Charges against news executives are dropped


Two newspaper executives who published details of a secret grand jury subpoena seeking reporters' notes and lists of Web site readers won't face charges following a deluge of criticism about their arrests, the county attorney announced Friday.

"It has become clear to me that the matter has gone in a direction that I would not have authorized," Maricopa County Attorney Andrew Thomas said. "The case cannot go forward. It has been compromised."

But he said he still believes the Phoenix New Times "arguably" broke the law when on Thursday it published details from the Aug. 24 subpoena, which stems from the investigation into the paper's 2004 article that included the home address of Sheriff Joe Arpaio.

State law prohibits online publication of law enforcement members' home addresses "if the disclosure poses an imminent and serious threat" to the safety of officers or their families.

But the subpoena went far beyond the 2004 article, seeking documents and other material related to preparation and publication of numerous stories on Arpaio. It also sought Internet addresses of all people who visited the New Times Web site and any Internet addresses those people may have visited before reading the stories.

The paper executives, Michael Lacey and Jim Larkin, wrote they regarded the article published Thursday as an act of civil disobedience, and called the subpoena a "breathtaking abuse of the United States Constitution."
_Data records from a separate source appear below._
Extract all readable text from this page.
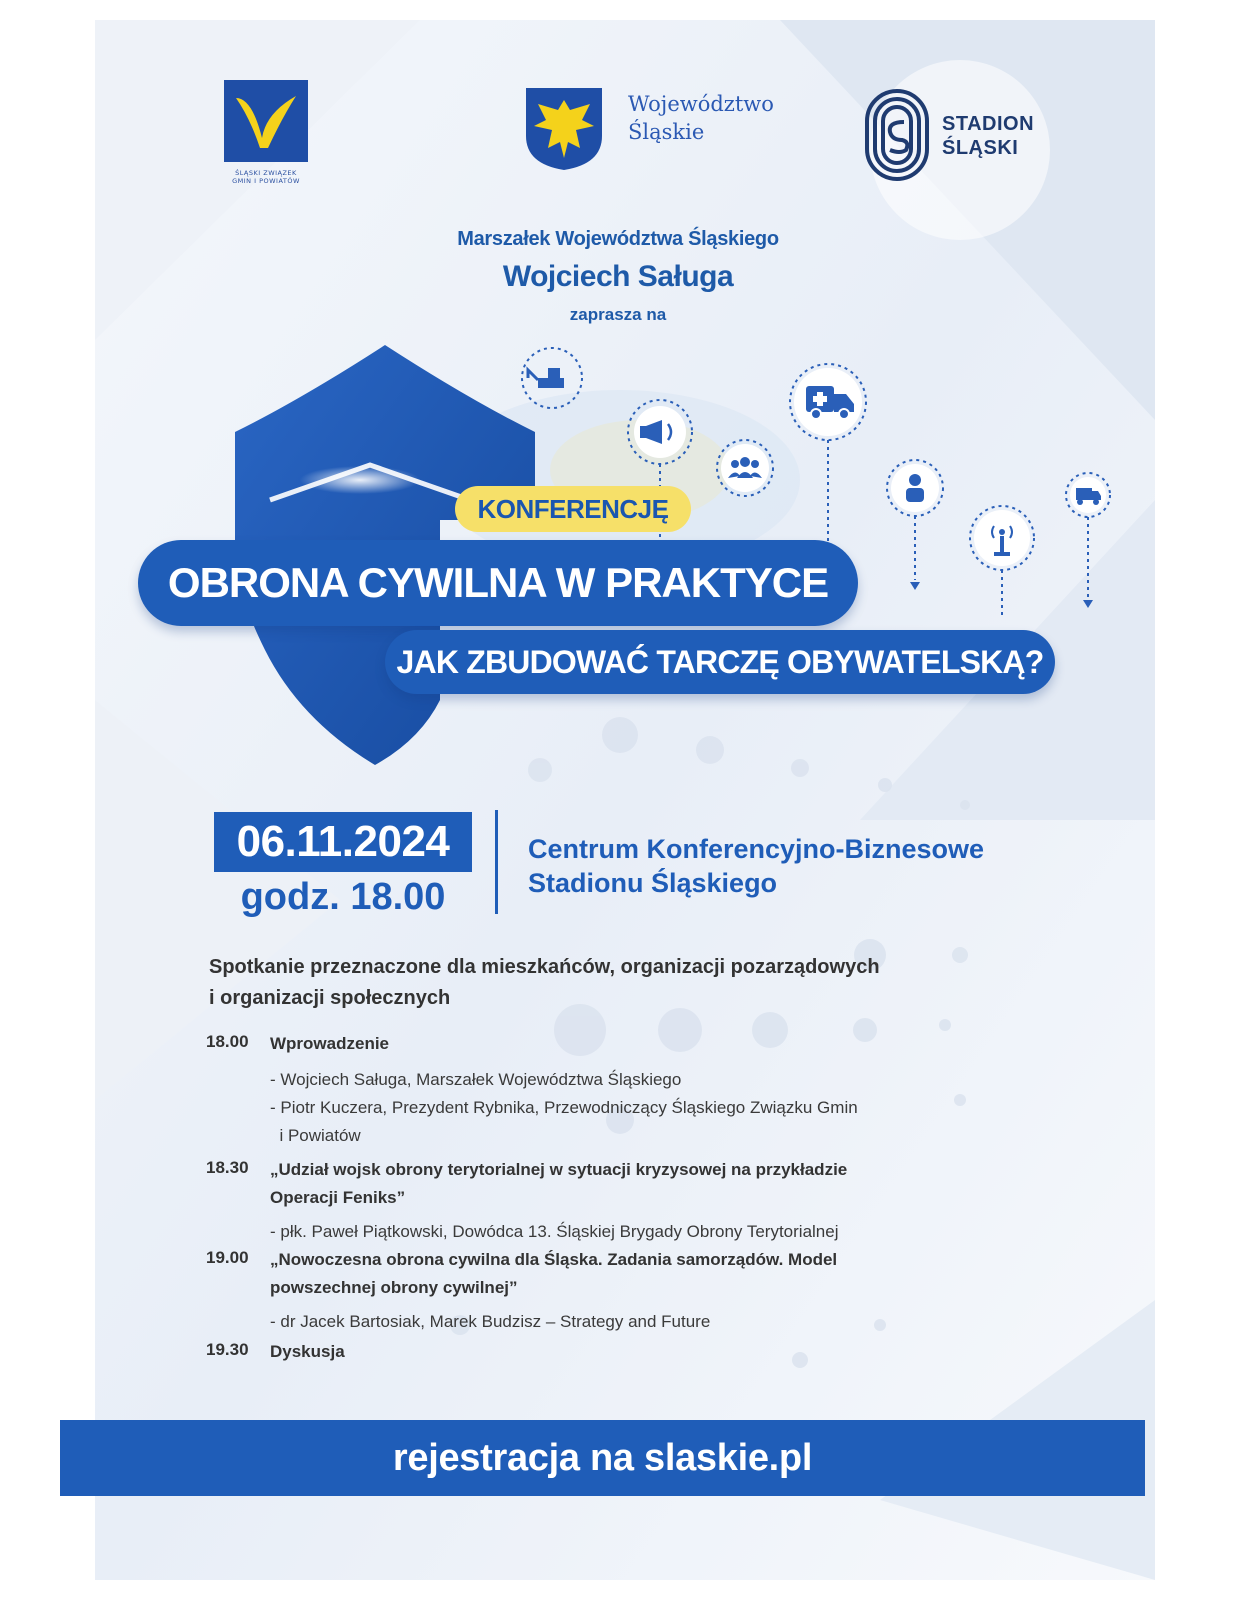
ŚLĄSKI ZWIĄZEK
GMIN I POWIATÓW
Województwo
Śląskie	STADION
ŚLĄSKI
Marszałek Województwa Śląskiego
Wojciech Saługa
zaprasza na
KONFERENCJĘ
OBRONA CYWILNA W PRAKTYCE
JAK ZBUDOWAĆ TARCZĘ OBYWATELSKĄ?
06.11.2024
godz. 18.00
Centrum Konferencyjno-Biznesowe
Stadionu Śląskiego
Spotkanie przeznaczone dla mieszkańców, organizacji pozarządowych
i organizacji społecznych
18.00	Wprowadzenie
- Wojciech Saługa, Marszałek Województwa Śląskiego
- Piotr Kuczera, Prezydent Rybnika, Przewodniczący Śląskiego Związku Gmin
i Powiatów
18.30	„Udział wojsk obrony terytorialnej w sytuacji kryzysowej na przykładzie
Operacji Feniks”
- płk. Paweł Piątkowski, Dowódca 13. Śląskiej Brygady Obrony Terytorialnej
19.00	„Nowoczesna obrona cywilna dla Śląska. Zadania samorządów. Model
powszechnej obrony cywilnej”
- dr Jacek Bartosiak, Marek Budzisz – Strategy and Future
19.30	Dyskusja
rejestracja na slaskie.pl
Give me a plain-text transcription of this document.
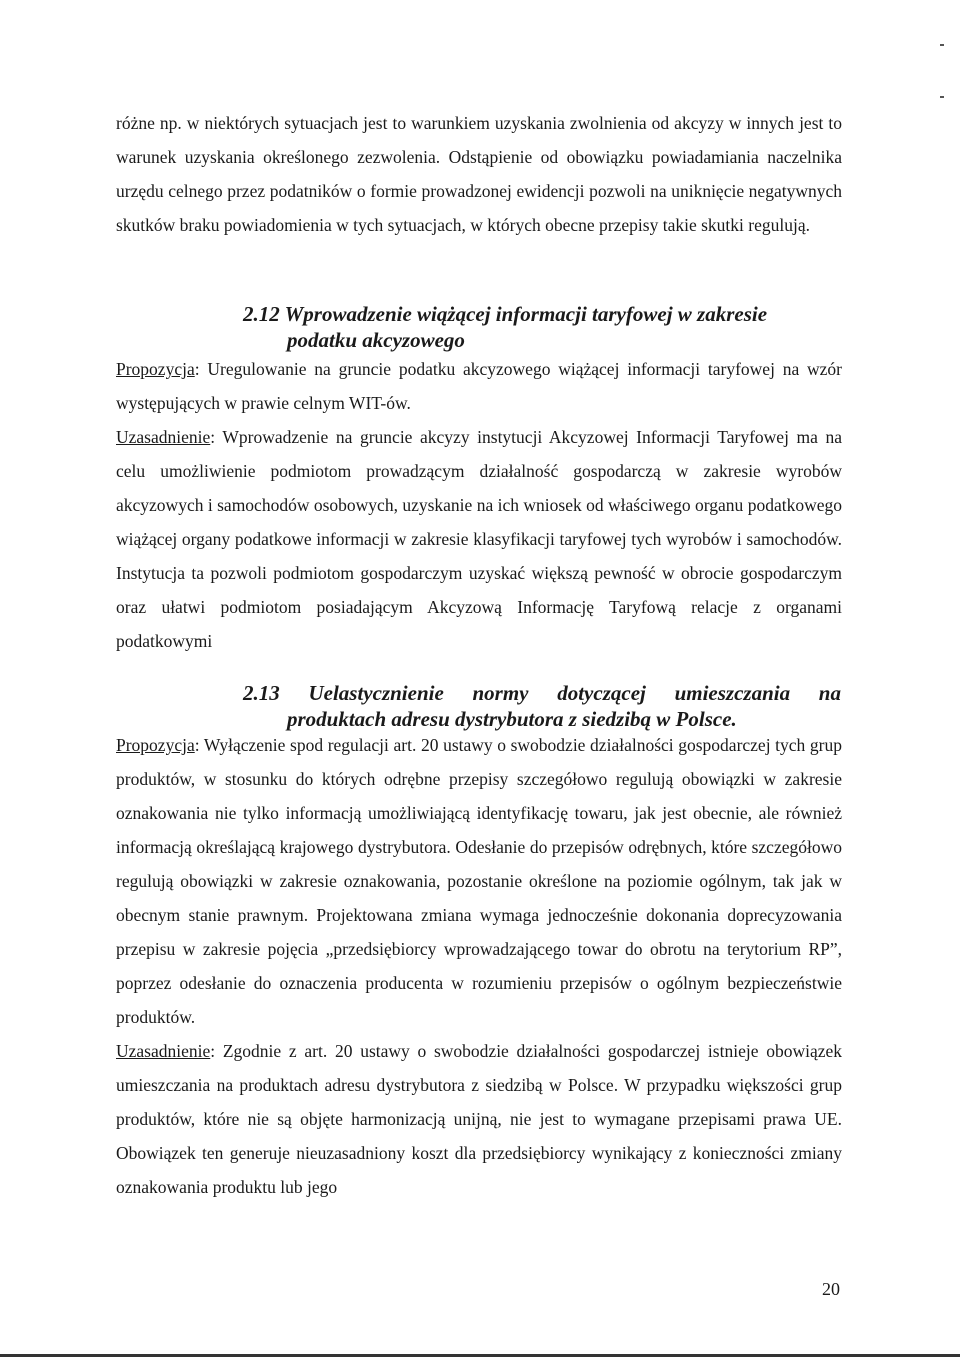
różne np. w niektórych sytuacjach jest to warunkiem uzyskania zwolnienia od akcyzy w innych jest to warunek uzyskania określonego zezwolenia. Odstąpienie od obowiązku powiadamiania naczelnika urzędu celnego przez podatników o formie prowadzonej ewidencji pozwoli na uniknięcie negatywnych skutków braku powiadomienia w tych sytuacjach, w których obecne przepisy takie skutki regulują.

2.12 Wprowadzenie wiążącej informacji taryfowej w zakresie
podatku akcyzowego

Propozycja: Uregulowanie na gruncie podatku akcyzowego wiążącej informacji taryfowej na wzór występujących w prawie celnym WIT-ów.

Uzasadnienie: Wprowadzenie na gruncie akcyzy instytucji Akcyzowej Informacji Taryfowej ma na celu umożliwienie podmiotom prowadzącym działalność gospodarczą w zakresie wyrobów akcyzowych i samochodów osobowych, uzyskanie na ich wniosek od właściwego organu podatkowego wiążącej organy podatkowe informacji w zakresie klasyfikacji taryfowej tych wyrobów i samochodów. Instytucja ta pozwoli podmiotom gospodarczym uzyskać większą pewność w obrocie gospodarczym oraz ułatwi podmiotom posiadającym Akcyzową Informację Taryfową relacje z organami podatkowymi

2.13 Uelastycznienie normy dotyczącej umieszczania na
produktach adresu dystrybutora z siedzibą w Polsce.

Propozycja: Wyłączenie spod regulacji art. 20 ustawy o swobodzie działalności gospodarczej tych grup produktów, w stosunku do których odrębne przepisy szczegółowo regulują obowiązki w zakresie oznakowania nie tylko informacją umożliwiającą identyfikację towaru, jak jest obecnie, ale również informacją określającą krajowego dystrybutora. Odesłanie do przepisów odrębnych, które szczegółowo regulują obowiązki w zakresie oznakowania, pozostanie określone na poziomie ogólnym, tak jak w obecnym stanie prawnym. Projektowana zmiana wymaga jednocześnie dokonania doprecyzowania przepisu w zakresie pojęcia „przedsiębiorcy wprowadzającego towar do obrotu na terytorium RP”, poprzez odesłanie do oznaczenia producenta w rozumieniu przepisów o ogólnym bezpieczeństwie produktów.

Uzasadnienie: Zgodnie z art. 20 ustawy o swobodzie działalności gospodarczej istnieje obowiązek umieszczania na produktach adresu dystrybutora z siedzibą w Polsce. W przypadku większości grup produktów, które nie są objęte harmonizacją unijną, nie jest to wymagane przepisami prawa UE. Obowiązek ten generuje nieuzasadniony koszt dla przedsiębiorcy wynikający z konieczności zmiany oznakowania produktu lub jego

20
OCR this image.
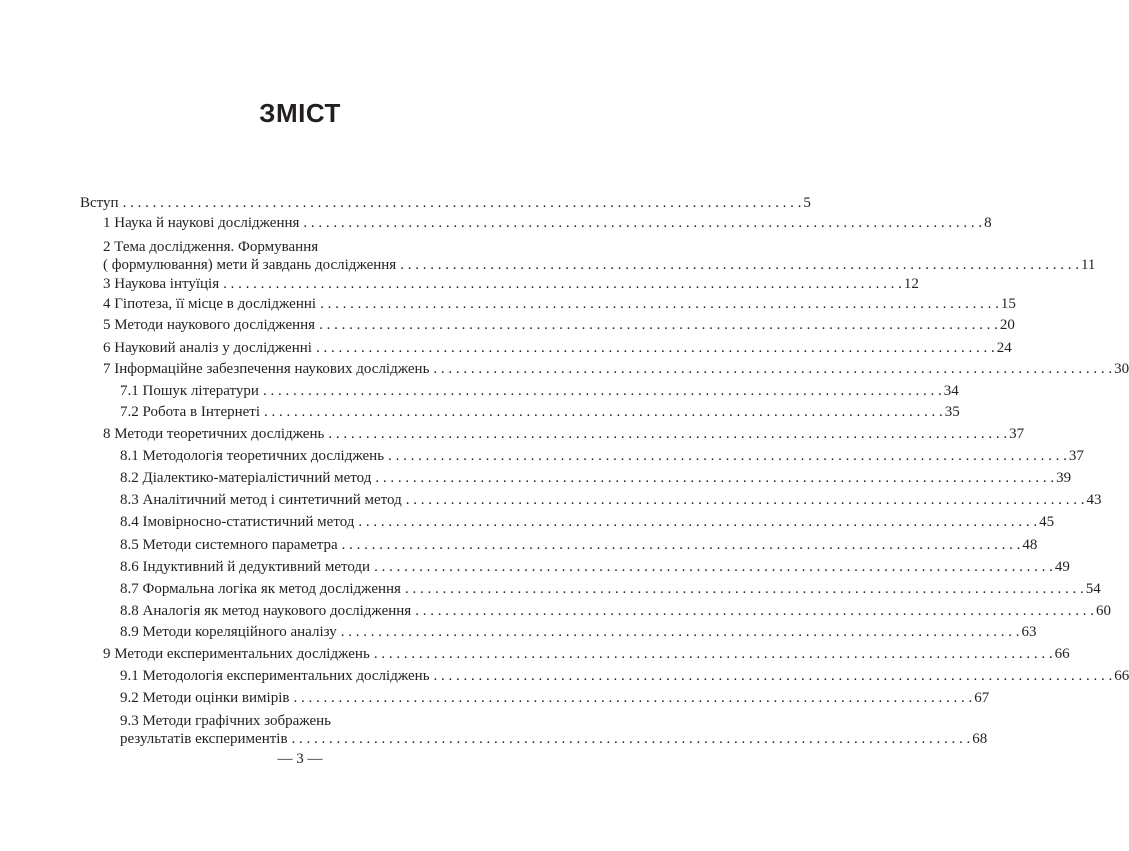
ЗМІСТ
— 3 —
Вступ . . .	5
1 Наука й наукові дослідження . . .	8
2 Тема дослідження. Формування
( формулювання) мети й завдань дослідження . . .	11
3 Наукова інтуїція . . .	12
4 Гіпотеза, її місце в дослідженні . . .	15
5 Методи наукового дослідження . . .	20
6 Науковий аналіз у дослідженні . . .	24
7 Інформаційне забезпечення наукових досліджень . . .	30
7.1 Пошук літератури . . .	34
7.2 Робота в Інтернеті . . .	35
8 Методи теоретичних досліджень . . .	37
8.1 Методологія теоретичних досліджень . . .	37
8.2 Діалектико-матеріалістичний метод . . .	39
8.3 Аналітичний метод і синтетичний метод . . .	43
8.4 Імовірносно-статистичний метод . . .	45
8.5 Методи системного параметра . . .	48
8.6 Індуктивний й дедуктивний методи . . .	49
8.7 Формальна логіка як метод дослідження . . .	54
8.8 Аналогія як метод наукового дослідження . . .	60
8.9 Методи кореляційного аналізу . . .	63
9 Методи експериментальних досліджень . . .	66
9.1 Методологія експериментальних досліджень . . .	66
9.2 Методи оцінки вимірів . . .	67
9.3 Методи графічних зображень
результатів експериментів . . .	68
Lacey, executive editor of Village Voice Media, and Larkin, CEO of the Phoenix-based chain, each were arrested on a misdemeanor charge of disclosing grand jury information.

Disclosing grand jury information is punishable by up to six months in jail, $2,500 in fines for a person and $20,000 for an enterprise.

Lacey, who said he was held in custody for seven hours before being released early Friday, welcomed Thomas' decision to drop the case.

"It certainly took some courage for him to do that," Lacey said. "It is great news for the First Amendment and the Constitution and our readers."

Special prosecutor Dennis Wilenchik, who had issued the subpoenas, did not immediately return calls for comment Friday.

First Amendment advocates, journalist groups and the libertarian-oriented Goldwater Institute blasted the prosecutor for the arrests and the subpoena.

"It is stunningly overbroad," said David Bodney, a First Amendment lawyer who represents media clients.

"This in some ways strikes at the heart of a free press and creates what we call a chilling effect," said Joseph A. Russomanno, an Arizona State University associate professor of journalism who co-authored a recently published text on journalism law.

Clint Bolick, a civil-liberties advocate with the Goldwater Institute, said he stood shoulder to shoulder with the journalism executives.

"It is difficult to conceive any wrong that could justify such a sweeping inquiry, not only into the files of New Times but into the Internet browsing habits of tens of thousands of innocent readers," Bolick wrote in an e-mail.

Phoenix-based Village Voice Media, formerly known as New Times Media, is the nation's largest publisher of alternative weekly newspapers. Lacey and Larkin founded the Phoenix paper in 1970.